One reason the organization might have chosen to hide the CEO’s full compensation package is that it totaled approximately one-quarter of the charity’s gross revenue. At smaller organizations (with revenue of up to $1 million or so), CEO compensation is more typically about 10 percent or less of gross revenue. At large organizations, it could be one to two percent.

Misleading the public about employee compensation reveals a lack of transparency that can be unethical and even unlawful. It’s a problem in and of itself, but it could also be a symptom of additional problems at an organization. Charity lawyer Mark Blumberg says, “When your most expensive person is not listed, boy oh boy, does it make your numbers look better. This is not what I would suggest to charities as a model of how you run things.”

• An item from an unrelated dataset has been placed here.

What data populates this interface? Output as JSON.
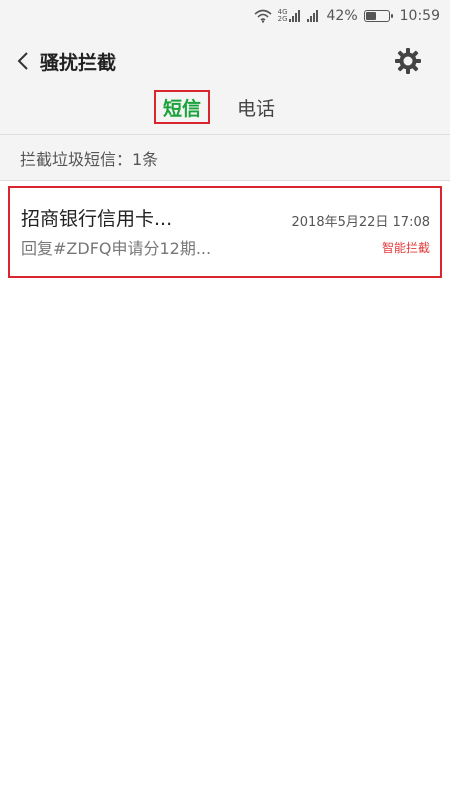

Unfortunately, a fourth compensation problem also raises issues of fairness, ethics, and lawfulness:

4. Women continue to be underpaid relative to their male counterparts. A study conducted by the Association of Fundraising Professionals reveals that women earn 89.5 cents for every dollar that their male fundraising colleagues make in the US. The analysis is based on data collected from 2014-18, and controls for other factors. The last time the gender analysis was done, 2000-05, women earned 89 cents compared with every dollar earned by male colleagues. In other words, little has changed in nearly two decades.

For the sake of comparison, the Pew Research Center found last year that women earn 84 cents on the dollar earned by men in the broader labor market. So, the good news is that the fundraising profession is doing somewhat better than the labor market in general. The bad news is that there’s been little movement for years, and we still have a good distance to go to achieve compensation equality.

To attract and retain the best talent, nonprofit organizations must pay staff well without being wildly extravagant, and must pay staff equitably. To earn and maintain the public trust, charities must compensate staff transparently.

Failing to provide appropriate compensation can prove costly in terms of recruitment and training expenses as well as lost donation opportunities.

As a sector, we can do better. We must do better for our employees, our organizations, those our organizations benefit, donors, and the general public.

That’s what Michael Rosen says… What do you say?